Motoneige

  La motoneige est un véhicule à moteur conçu pour se déplacer sur la neige. Comme l'histoire de la plupart des inventions techniques, celle de la motoneige est mal connue. En 1922, Joseph-Armand BOMBARDIER, mécanicien de Valcourt, au Québec, crée le premier de plusieurs véhicules autoneiges : un traîneau à hélice. En 1927, un toboggan à moteur est mis au point avec un certain succès au Wisconsin, mais c'est Bombardier qui incorpore au modèle la roue motrice dentée et la double chenille qui rendent le véhicule pratique. En 1937, il vend 50 exemplaires du modèle B-7 qui serviront d'autobus et d'ambulances, et il conçoit des véhicules qui seront utilisés durant la Deuxième Guerre mondiale. En 1948, il a déjà fabriqué 1 000 B-12. Il fait breveter plusieurs autres améliorations aux systèmes de suspension, de transmission et de freinage qui rendent la motoneige plus sûre. Au milieu des années 1950, l'introduction du moteur à deux temps refroidi à l'air permet de fabriquer les petits modèles de sport que l'on connaît aujourd'hui.

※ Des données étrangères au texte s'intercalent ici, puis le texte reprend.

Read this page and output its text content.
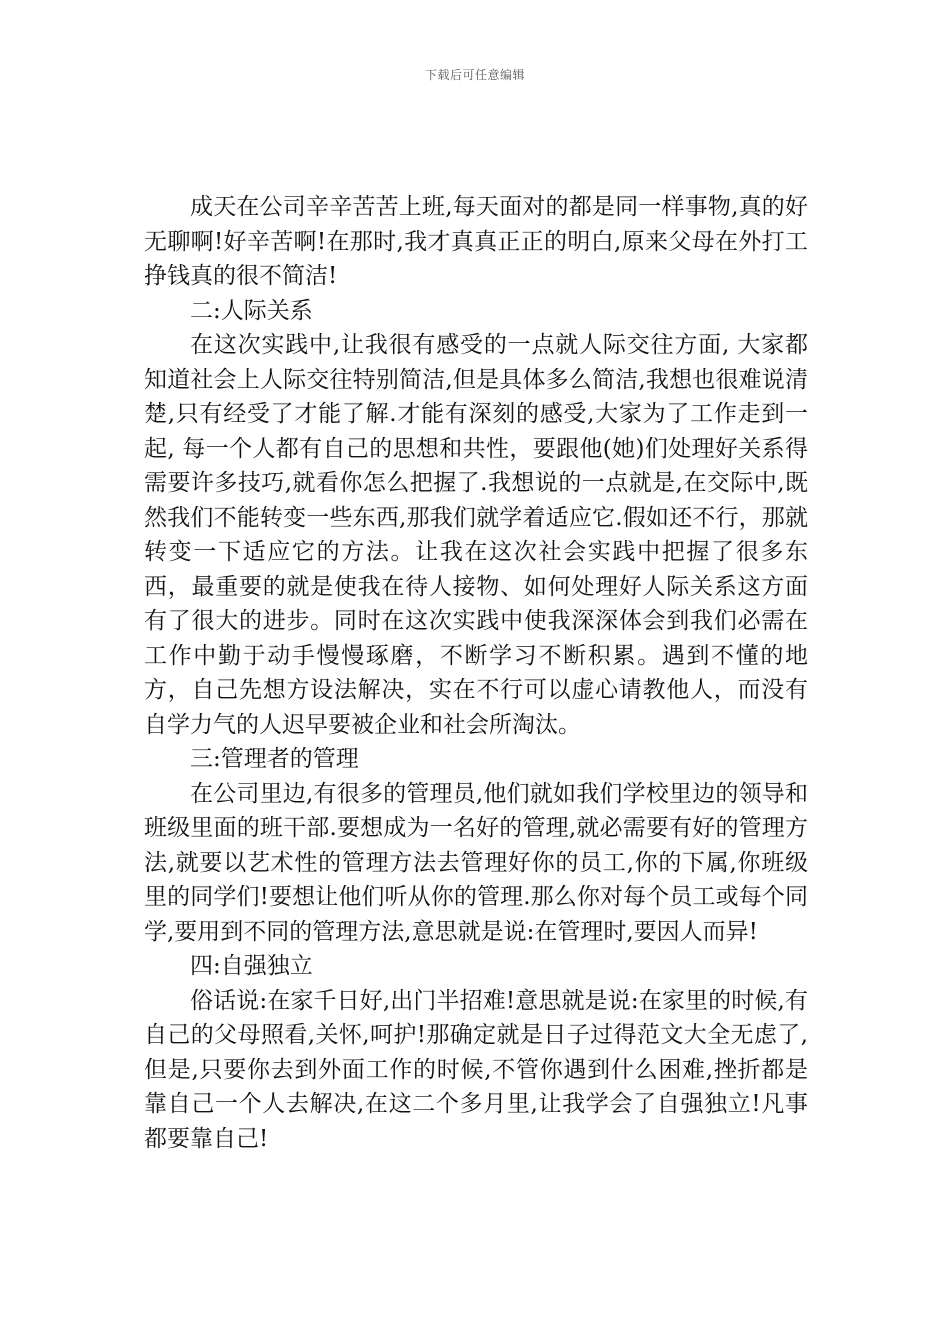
下载后可任意编辑

成天在公司辛辛苦苦上班,每天面对的都是同一样事物,真的好无聊啊!好辛苦啊!在那时,我才真真正正的明白,原来父母在外打工挣钱真的很不简洁!

二:人际关系

在这次实践中,让我很有感受的一点就人际交往方面, 大家都知道社会上人际交往特别简洁,但是具体多么简洁,我想也很难说清楚,只有经受了才能了解.才能有深刻的感受,大家为了工作走到一起, 每一个人都有自己的思想和共性，要跟他(她)们处理好关系得需要许多技巧,就看你怎么把握了.我想说的一点就是,在交际中,既然我们不能转变一些东西,那我们就学着适应它.假如还不行，那就转变一下适应它的方法。让我在这次社会实践中把握了很多东西，最重要的就是使我在待人接物、如何处理好人际关系这方面有了很大的进步。同时在这次实践中使我深深体会到我们必需在工作中勤于动手慢慢琢磨，不断学习不断积累。遇到不懂的地方，自己先想方设法解决，实在不行可以虚心请教他人，而没有自学力气的人迟早要被企业和社会所淘汰。

三:管理者的管理

在公司里边,有很多的管理员,他们就如我们学校里边的领导和班级里面的班干部.要想成为一名好的管理,就必需要有好的管理方法,就要以艺术性的管理方法去管理好你的员工,你的下属,你班级里的同学们!要想让他们听从你的管理.那么你对每个员工或每个同学,要用到不同的管理方法,意思就是说:在管理时,要因人而异!

四:自强独立

俗话说:在家千日好,出门半招难!意思就是说:在家里的时候,有自己的父母照看,关怀,呵护!那确定就是日子过得范文大全无虑了,但是,只要你去到外面工作的时候,不管你遇到什么困难,挫折都是靠自己一个人去解决,在这二个多月里,让我学会了自强独立!凡事都要靠自己!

De 225 motoneiges de plaisance vendues en 1959, on passe dans les années 1970 à 250 000 par année en Amérique du Nord. En 1987, environ 700 000 foyers en possèdent au moins une au Canada, le pourcentage variant de 3,2 p. 100 en Colombie-Britannique à 7,5 p. 100, en Ontario, 11,1 p. 100 en Saskatchewan, 15,3 p. 100 au Québec et 23,5 p. 100 au Nouveau-Brunswick. En 1970, on compte 129 fabricants en Amérique du Nord, 26 au Canada dont 20 au Québec. Bombardier ne perd jamais son avance et, une fois le nombre de fabricants réduit à une demi-douzaine dans les années 1980, il demeure le plus grand au monde.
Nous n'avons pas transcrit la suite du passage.